In February 1963, the headmaster of Groton School, John Crocker, extended an invitation to Concord Academy. An Episcopal minister, Crocker had long been dedicated to Civil Rights and had admitted the first Black student to Groton in 1952. He had come to know King during his years as a graduate student at Boston University and had persuaded him to spend two days at Groton, meeting with students and delivering a speech at an event that would include guests from nearby schools. We were told we could sign up if we were interested. On a cold winter night, a yellow school bus carrying about 20 Concord students drove the hour to Groton. It was six weeks before King would be jailed in Birmingham; it was six months before the March on Washington for Jobs and Freedom and the “I Have a Dream” speech, and two years before the Selma march. Yet in my eyes he was already a Great Man.

He was also a great orator. In his address to this gathering of students, King spoke more as the scholar than as the Black preacher who would rivet the crowd in Washington the following August. He cited anthropologists, philosophers, Shakespeare, John Donne, and the Bible. He educated us about the structure of syllogisms and the variety of Greek words for love. But the cadences of his speech, the poetry of his words, and the moral force of both the message and the man carried an emotional power that was captivating.

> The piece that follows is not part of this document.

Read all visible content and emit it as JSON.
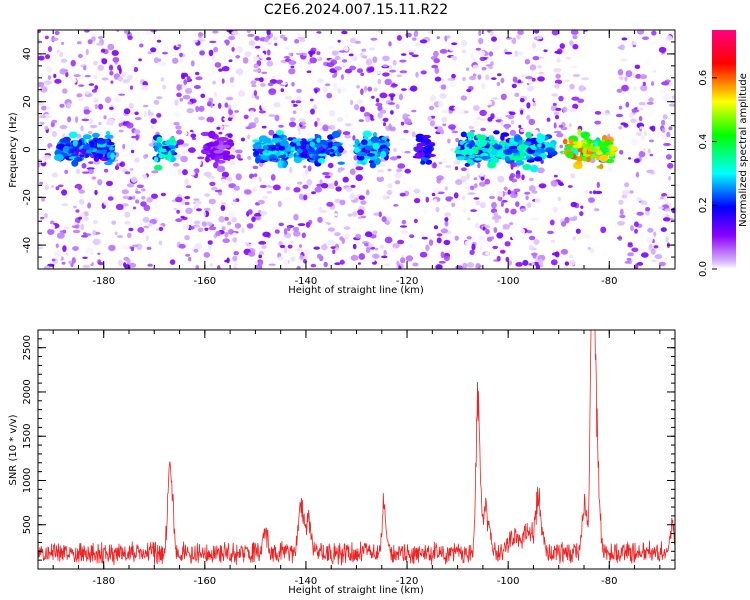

“America is essentially a dream,” King began, but “a dream yet unfulfilled.” He confronted us with the “sublime words” of the Declaration of Independence and the “strange paradoxes” of institutions like slavery and segregation that defied them. Throughout the speech, he repeated his call for “people of good will” to make the American dream a reality. He spoke of colonialism and its imminent end and urged us to take a world perspective on justice, not just because it was necessary to defeat communism but because it was right. He challenged the notion that there were superior and inferior races, insisting that different life outcomes were the results of differences of circumstance. He offered examples of accomplished “individuals in the Negro community” like Marian Anderson, George Washington Carver, Ralph Bunche, and Booker T. Washington as evidence of Black capacity. And he called for legislation and nonviolent direct action as necessary means to achieve justice and equality. He attacked what he called the “myth of time.” Insisting that patience would yield change, he argued, would delay progress for decades if not centuries. Nor would education in and of itself solve the problem of racial injustice. Laws were necessary; they might not “change the heart but they could restrain the heartless.” And the Gandhian method of nonviolent direct action could work on the conscience of the oppressor to compel genuine transformation. Moral ends must be pursued through moral means. Racial injustice, he reminded his Massachusetts audience, was not confined to one part of the country; housing and job discrimination flourished in the North just as segregation did in the South. This was a struggle to “save the soul of our nation,” which was profoundly threatened by the “appalling silence of good people.”

King’s talk was well calibrated for his young and idealistic audience. We recognized ourselves in his words — complacent residents of a region that did not feel the urgency of Georgia or Alabama. We wanted to see ourselves as among the “good people,” but we had to recognize what had up to now been our “appalling silence.” In less than an hour, King had not only explained the political, philosophical, and religious foundations of the Civil Rights Movement but also charged us to join him. Here was a powerful response to John F. Kennedy’s question, a compelling answer to the question of “what you can do for your country.”